Nishijima
Roshi erklärte mir einmal, dass der Buddhismus des Reinen Landes vor allem für die schwer
arbeitenden Menschen sehr wichtig gewesen sei, denn sie hatten kaum Zeit
und keine finanziellen Möglichkeiten, sich intensiver mit der buddhistischen
Lehre und der speziellen Praxis zu beschäftigen.
Ein
Großteil der japanischen Bevölkerung wurde viele Jahrhunderte hindurch ständig
von Existenznot bedroht. Um ihr nacktes Überleben zu sichern, musste die ganze
Familie von morgens bis abends hart arbeiten. Der Glaubens-Buddhismus des
Reinen Landes war leichter mit dem Alltag zu verbinden und verlieh innere Ruhe
und Sicherheit – gerade bei großen Entbehrungen und in Notsituationen. In den
folgenden Jahrhunderten waren die Klöster bereits verhältnismäßig wohlhabend
und verfügten oft über nicht unerheblichen Landbesitz, der zum Beispiel durch
Schenkungen der reichen Oberschicht zustande gekommen war. In den Klöstern gab
es daher wesentlich bessere Bedingungen als für die übrige Bevölkerung, sich
intensiv mit der Lehre und Praxis des Buddhismus zu beschäftigen.
Ähnlich
wie beim praxisnahen Ansatz des Reinen Landes hat sich die deutsche Nonne Ayya Khema intensiv mit der Buddha-Natur
beschäftigt und diese in ihre praxisorientierte Lehre integriert.

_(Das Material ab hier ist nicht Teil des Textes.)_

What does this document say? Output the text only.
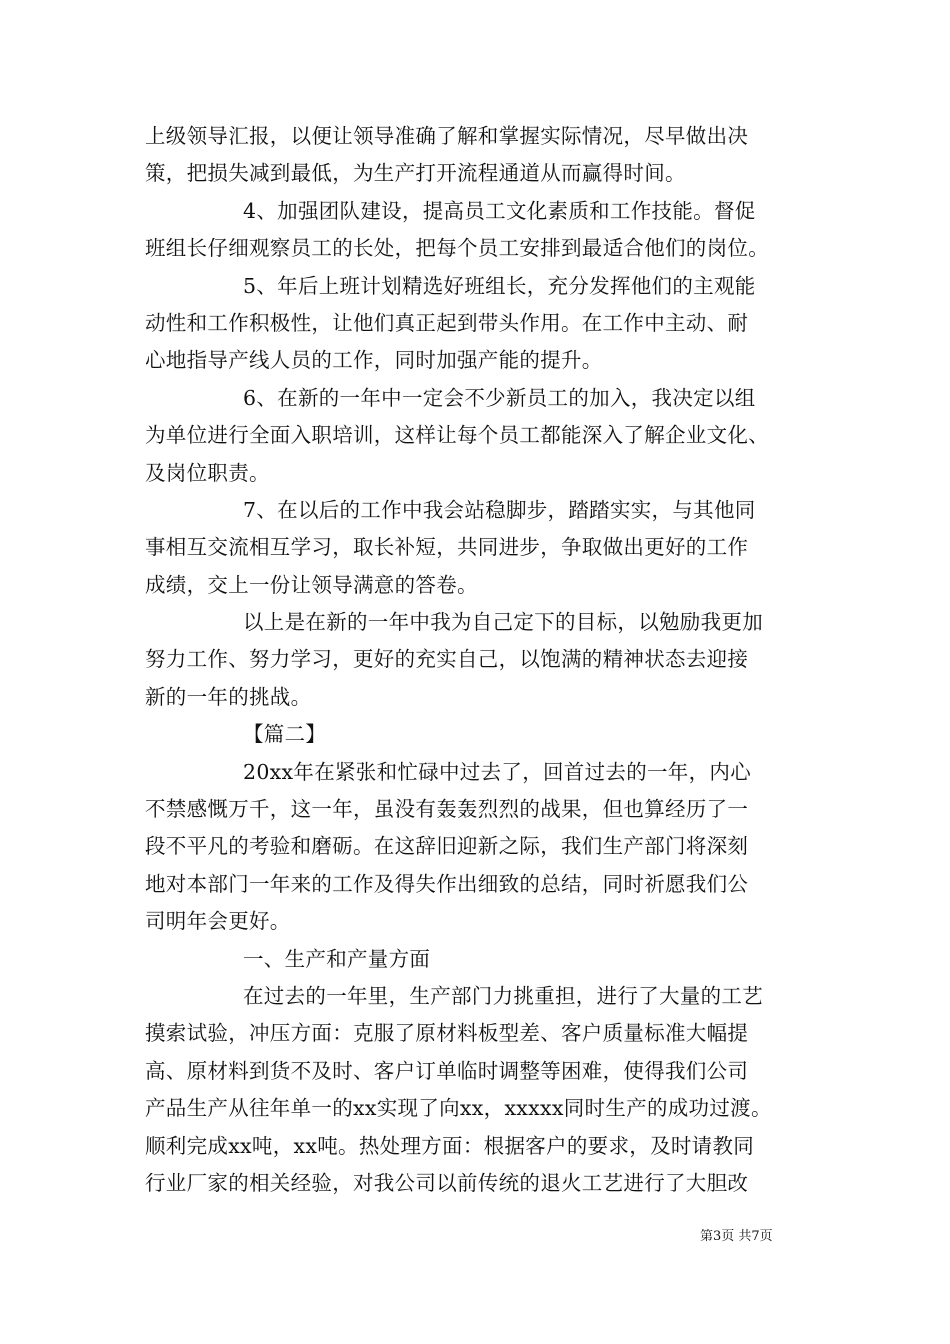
上级领导汇报，以便让领导准确了解和掌握实际情况，尽早做出决
策，把损失减到最低，为生产打开流程通道从而赢得时间。
4、加强团队建设，提高员工文化素质和工作技能。督促
班组长仔细观察员工的长处，把每个员工安排到最适合他们的岗位。
5、年后上班计划精选好班组长，充分发挥他们的主观能
动性和工作积极性，让他们真正起到带头作用。在工作中主动、耐
心地指导产线人员的工作，同时加强产能的提升。
6、在新的一年中一定会不少新员工的加入，我决定以组
为单位进行全面入职培训，这样让每个员工都能深入了解企业文化、
及岗位职责。
7、在以后的工作中我会站稳脚步，踏踏实实，与其他同
事相互交流相互学习，取长补短，共同进步，争取做出更好的工作
成绩，交上一份让领导满意的答卷。
以上是在新的一年中我为自己定下的目标，以勉励我更加
努力工作、努力学习，更好的充实自己，以饱满的精神状态去迎接
新的一年的挑战。
【篇二】
20xx年在紧张和忙碌中过去了，回首过去的一年，内心
不禁感慨万千，这一年，虽没有轰轰烈烈的战果，但也算经历了一
段不平凡的考验和磨砺。在这辞旧迎新之际，我们生产部门将深刻
地对本部门一年来的工作及得失作出细致的总结，同时祈愿我们公
司明年会更好。
一、生产和产量方面
在过去的一年里，生产部门力挑重担，进行了大量的工艺
摸索试验，冲压方面：克服了原材料板型差、客户质量标准大幅提
高、原材料到货不及时、客户订单临时调整等困难，使得我们公司
产品生产从往年单一的xx实现了向xx，xxxxx同时生产的成功过渡。
顺利完成xx吨，xx吨。热处理方面：根据客户的要求，及时请教同
行业厂家的相关经验，对我公司以前传统的退火工艺进行了大胆改
第3页 共7页
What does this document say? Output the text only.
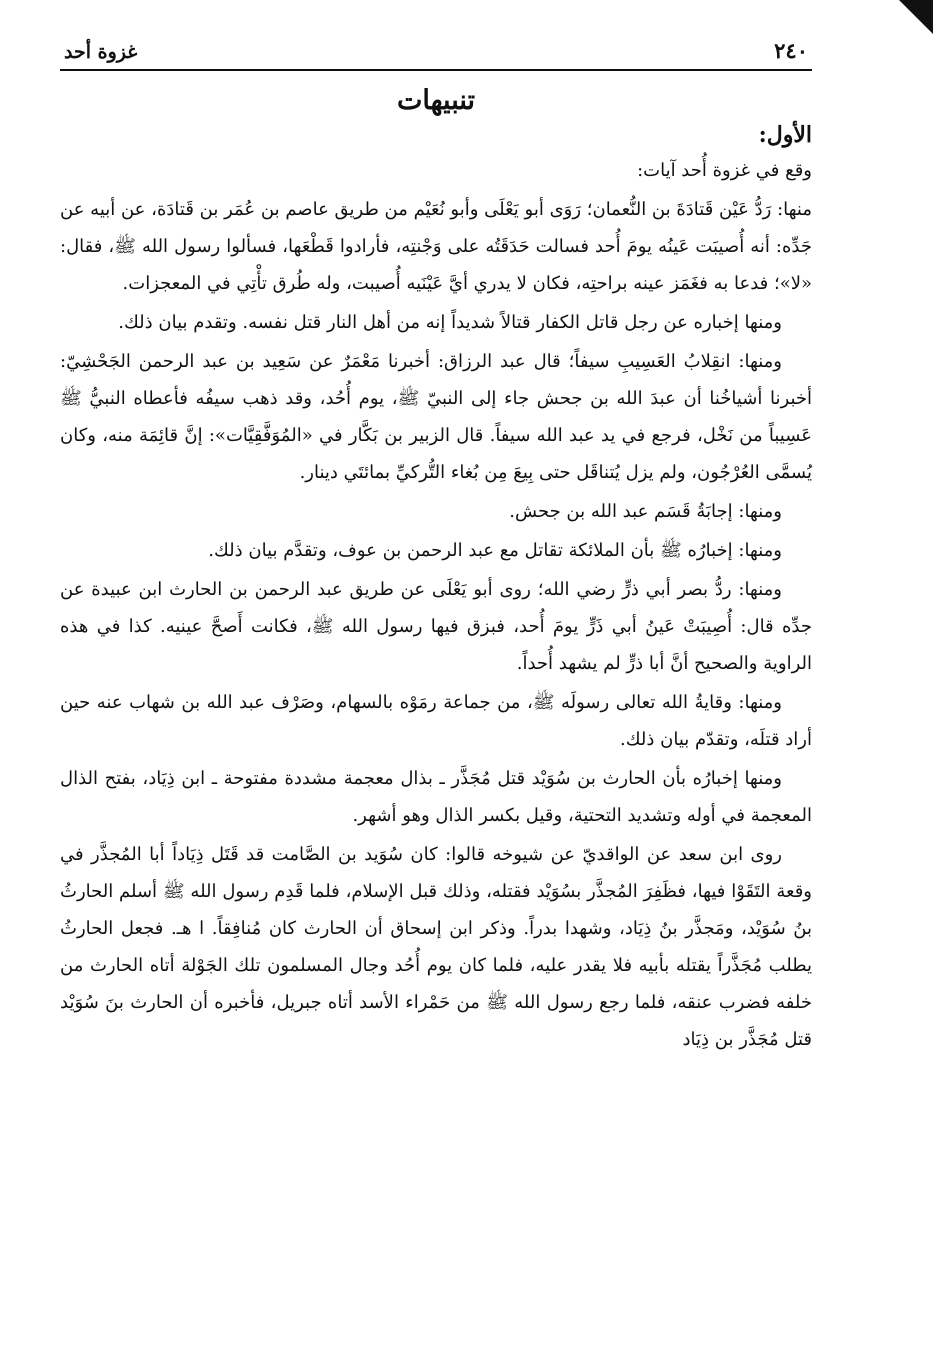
٢٤٠
غزوة أحد
تنبيهات
الأول:

وقع في غزوة أُحد آيات:

منها: رَدُّ عَيْن قَتادَةَ بن النُّعمان؛ رَوَى أبو يَعْلَى وأبو نُعَيْم من طريق عاصم بن عُمَر بن قَتادَة، عن أبيه عن جَدِّه: أنه أُصيبَت عَينُه يومَ أُحد فسالت حَدَقَتُه على وَجْنتِه، فأرادوا قَطْعَها، فسألوا رسول الله ﷺ، فقال: «لا»؛ فدعا به فغَمَز عينه براحتِه، فكان لا يدري أيَّ عَيْنَيه أُصيبت، وله طُرق تأْتِي في المعجزات.

ومنها إخباره عن رجل قاتل الكفار قتالاً شديداً إنه من أهل النار قتل نفسه. وتقدم بيان ذلك.

ومنها: انقِلابُ العَسِيبِ سيفاً؛ قال عبد الرزاق: أخبرنا مَعْمَرٌ عن سَعِيد بن عبد الرحمن الجَحْشِيّ: أخبرنا أشياخُنا أن عبدَ الله بن جحش جاء إلى النبيّ ﷺ، يوم أُحُد، وقد ذهب سيفُه فأعطاه النبيُّ ﷺ عَسِيباً من نَخْل، فرجع في يد عبد الله سيفاً. قال الزبير بن بَكَّار في «المُوَفَّقِيَّات»: إنَّ قائِمَة منه، وكان يُسمَّى العُرْجُون، ولم يزل يُتناقَل حتى بِيعَ مِن بُغاء التُّركيِّ بمائتَي دينار.

ومنها: إجابَةُ قَسَم عبد الله بن جحش.

ومنها: إخبارُه ﷺ بأن الملائكة تقاتل مع عبد الرحمن بن عوف، وتقدَّم بيان ذلك.

ومنها: ردُّ بصر أبي ذرٍّ رضي الله؛ روى أبو يَعْلَى عن طريق عبد الرحمن بن الحارث ابن عبيدة عن جدِّه قال: أُصِيبَتْ عَينُ أبي ذَرٍّ يومَ أُحد، فبزق فيها رسول الله ﷺ، فكانت أَصحَّ عينيه. كذا في هذه الراوية والصحيح أنَّ أبا ذرٍّ لم يشهد أُحداً.

ومنها: وقايةُ الله تعالى رسولَه ﷺ، من جماعة رمَوْه بالسهام، وصَرْف عبد الله بن شهاب عنه حين أراد قتلَه، وتقدّم بيان ذلك.

ومنها إخبارُه بأن الحارث بن سُوَيْد قتل مُجَذَّر ـ بذال معجمة مشددة مفتوحة ـ ابن ذِيَاد، بفتح الذال المعجمة في أوله وتشديد التحتية، وقيل بكسر الذال وهو أشهر.

روى ابن سعد عن الواقديّ عن شيوخه قالوا: كان سُوَيد بن الصَّامت قد قَتَل ذِيَاداً أبا المُجذَّر في وقعة التَقَوْا فيها، فظَفِرَ المُجذَّر بسُوَيْد فقتله، وذلك قبل الإسلام، فلما قَدِم رسول الله ﷺ أسلم الحارثُ بنُ سُوَيْد، ومَجذَّر بنُ ذِيَاد، وشهدا بدراً. وذكر ابن إسحاق أن الحارث كان مُنافِقاً. ا هـ. فجعل الحارثُ يطلب مُجَذَّراً يقتله بأبيه فلا يقدر عليه، فلما كان يوم أُحُد وجال المسلمون تلك الجَوْلة أتاه الحارث من خلفه فضرب عنقه، فلما رجع رسول الله ﷺ من حَمْراء الأسد أتاه جبريل، فأخبره أن الحارث بنَ سُوَيْد قتل مُجَذَّر بن ذِيَاد
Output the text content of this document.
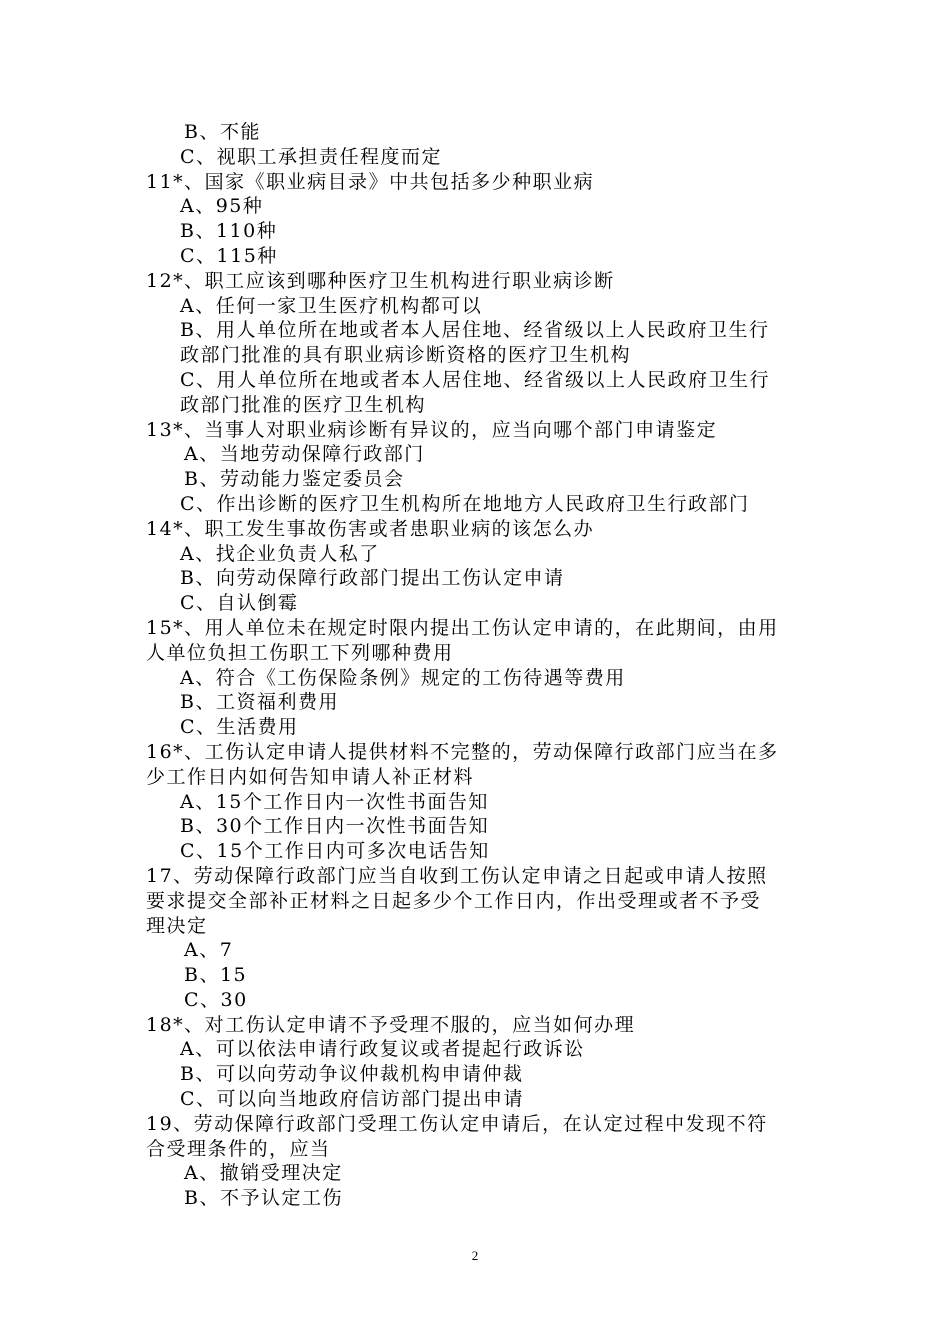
B、不能
C、视职工承担责任程度而定
11*、国家《职业病目录》中共包括多少种职业病
A、95种
B、110种
C、115种
12*、职工应该到哪种医疗卫生机构进行职业病诊断
A、任何一家卫生医疗机构都可以
B、用人单位所在地或者本人居住地、经省级以上人民政府卫生行
政部门批准的具有职业病诊断资格的医疗卫生机构
C、用人单位所在地或者本人居住地、经省级以上人民政府卫生行
政部门批准的医疗卫生机构
13*、当事人对职业病诊断有异议的，应当向哪个部门申请鉴定
A、当地劳动保障行政部门
B、劳动能力鉴定委员会
C、作出诊断的医疗卫生机构所在地地方人民政府卫生行政部门
14*、职工发生事故伤害或者患职业病的该怎么办
A、找企业负责人私了
B、向劳动保障行政部门提出工伤认定申请
C、自认倒霉
15*、用人单位未在规定时限内提出工伤认定申请的，在此期间，由用
人单位负担工伤职工下列哪种费用
A、符合《工伤保险条例》规定的工伤待遇等费用
B、工资福利费用
C、生活费用
16*、工伤认定申请人提供材料不完整的，劳动保障行政部门应当在多
少工作日内如何告知申请人补正材料
A、15个工作日内一次性书面告知
B、30个工作日内一次性书面告知
C、15个工作日内可多次电话告知
17、劳动保障行政部门应当自收到工伤认定申请之日起或申请人按照
要求提交全部补正材料之日起多少个工作日内，作出受理或者不予受
理决定
A、7
B、15
C、30
18*、对工伤认定申请不予受理不服的，应当如何办理
A、可以依法申请行政复议或者提起行政诉讼
B、可以向劳动争议仲裁机构申请仲裁
C、可以向当地政府信访部门提出申请
19、劳动保障行政部门受理工伤认定申请后，在认定过程中发现不符
合受理条件的，应当
A、撤销受理决定
B、不予认定工伤
2
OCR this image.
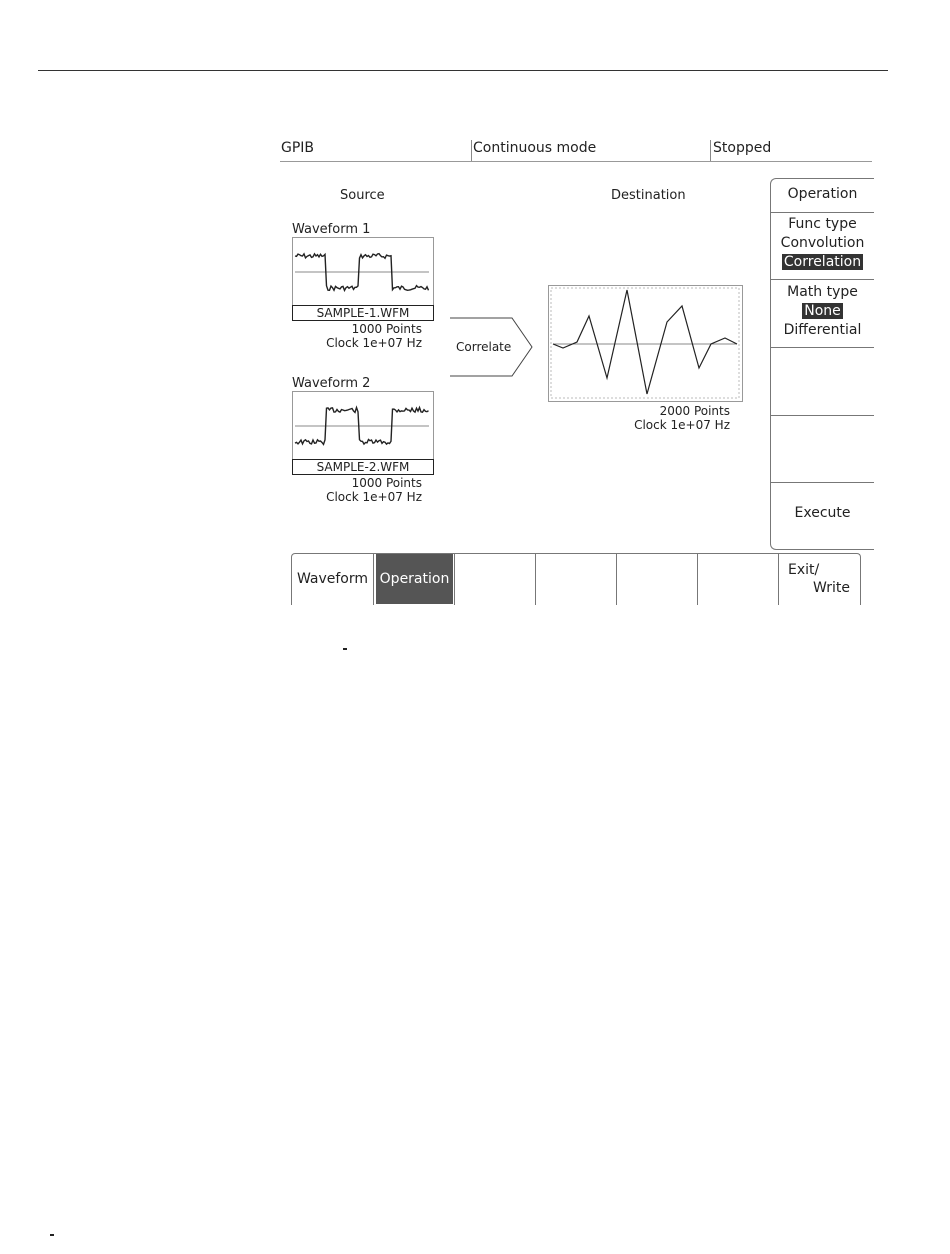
GPIB	Continuous mode	Stopped
Source	Destination
Waveform 1
SAMPLE-1.WFM
1000 Points
Clock 1e+07 Hz
Waveform 2
SAMPLE-2.WFM
1000 Points
Clock 1e+07 Hz
Correlate
2000 Points
Clock 1e+07 Hz
Operation
Func type
Convolution
Correlation
Math type
None
Differential
Execute
Waveform Operation
Exit/
Write
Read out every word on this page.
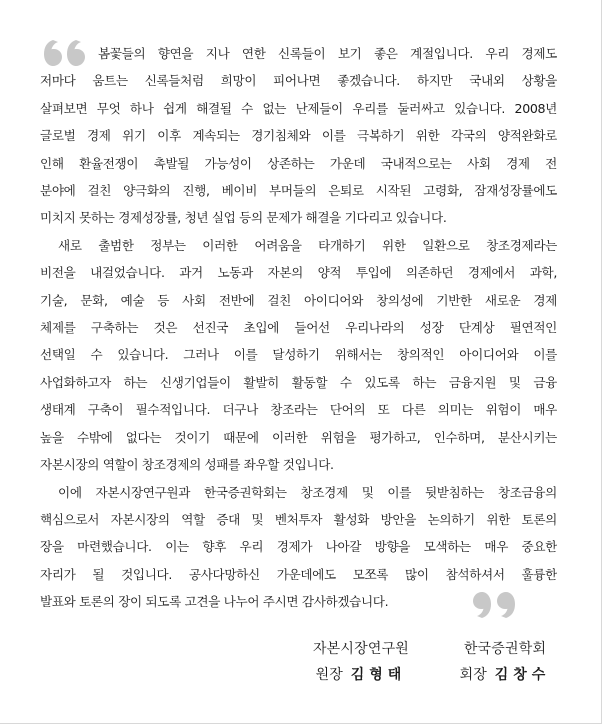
봄꽃들의 향연을 지나 연한 신록들이 보기 좋은 계절입니다. 우리 경제도
저마다 움트는 신록들처럼 희망이 피어나면 좋겠습니다. 하지만 국내외 상황을
살펴보면 무엇 하나 쉽게 해결될 수 없는 난제들이 우리를 둘러싸고 있습니다. 2008년
글로벌 경제 위기 이후 계속되는 경기침체와 이를 극복하기 위한 각국의 양적완화로
인해 환율전쟁이 촉발될 가능성이 상존하는 가운데 국내적으로는 사회 경제 전
분야에 걸친 양극화의 진행, 베이비 부머들의 은퇴로 시작된 고령화, 잠재성장률에도
미치지 못하는 경제성장률, 청년 실업 등의 문제가 해결을 기다리고 있습니다.

새로 출범한 정부는 이러한 어려움을 타개하기 위한 일환으로 창조경제라는
비전을 내걸었습니다. 과거 노동과 자본의 양적 투입에 의존하던 경제에서 과학,
기술, 문화, 예술 등 사회 전반에 걸친 아이디어와 창의성에 기반한 새로운 경제
체제를 구축하는 것은 선진국 초입에 들어선 우리나라의 성장 단계상 필연적인
선택일 수 있습니다. 그러나 이를 달성하기 위해서는 창의적인 아이디어와 이를
사업화하고자 하는 신생기업들이 활발히 활동할 수 있도록 하는 금융지원 및 금융
생태계 구축이 필수적입니다. 더구나 창조라는 단어의 또 다른 의미는 위험이 매우
높을 수밖에 없다는 것이기 때문에 이러한 위험을 평가하고, 인수하며, 분산시키는
자본시장의 역할이 창조경제의 성패를 좌우할 것입니다.

이에 자본시장연구원과 한국증권학회는 창조경제 및 이를 뒷받침하는 창조금융의
핵심으로서 자본시장의 역할 증대 및 벤처투자 활성화 방안을 논의하기 위한 토론의
장을 마련했습니다. 이는 향후 우리 경제가 나아갈 방향을 모색하는 매우 중요한
자리가 될 것입니다. 공사다망하신 가운데에도 모쪼록 많이 참석하셔서 훌륭한
발표와 토론의 장이 되도록 고견을 나누어 주시면 감사하겠습니다.

자본시장연구원
원장 김형태
한국증권학회
회장 김창수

Sie war zwar
eine Vertreterin des frühen Buddhismus, hielt jedoch die Lehre der Buddha-Natur
für ganz zentral, um den Buddha-Weg gerade in der heutigen Zeit zu gehen.[i]
Von
ihrer Schülerin Traudel Reiß wird sie
mit der folgenden Aussage zitiert:
„Die
Buddha-Natur bedeutet das Erleuchtungsprinzip, das Potential für Erleuchtung,
das Potential der absoluten Wahrheitserkenntnis, das wir alle in uns tragen.“ [ii]
Für
Traudel Reiß und Ayya Khema sind daher Buddha-Natur und das wahre Wesen, das
Erleuchtung und Befreiung erreichen kann, weitgehend identisch. Obgleich Gautama Buddha in seinen Lehrreden die
Buddha-Natur selten explizit erwähnt, ist seine radikal neue Befreiungslehre
mit dem Thema der Buddha-Natur unlösbar verbunden. Denn er lehrte, dass jeder
Mensch erwachen kann, also Erleuchtung erlangen kann – und genau das ist die
Kernaussage zur Buddha-Natur.
Ayya
Khema sieht eine direkte Verbindung zum deutschen Mystiker Meister Eckhart, der von dem „Fünkelein“ des Menschen spricht. Für sie
besteht nicht der geringste Zweifel, dass alle Religionen die zentrale
Kernaussage des Fünkeleins oder der
Buddha-Natur beinhalten. Alle Menschen, welche die absolute Wahrheit gesucht
und gefunden haben, hätten das Gleiche entdeckt:
„Wie
wäre es anders möglich, wie kann es
mehrere absolute Wirklichkeiten geben?“[iii]
Der
Fehler liege darin, dass die verschiedenen Religionen zu oft in ideologisch übersteigerter Weise dazu
neigen, sich voneinander abzugrenzen, und sich letztlich an Äußerlichkeiten und
Ritualen festhalten, ohne den wesentlichen Kern des Gemeinsamen zu sehen. Nach
Buddha und Nagarjuna handelt es sich dabei um Extreme, die keine Wirklichkeiten
besitzen und daher zu Leiden, Hass oder Illusionen führen. Daher lehren beide
den Mittleren Weg, der ganz neue
Kräfte für ein wirklich gelungenes Leben entwickelt.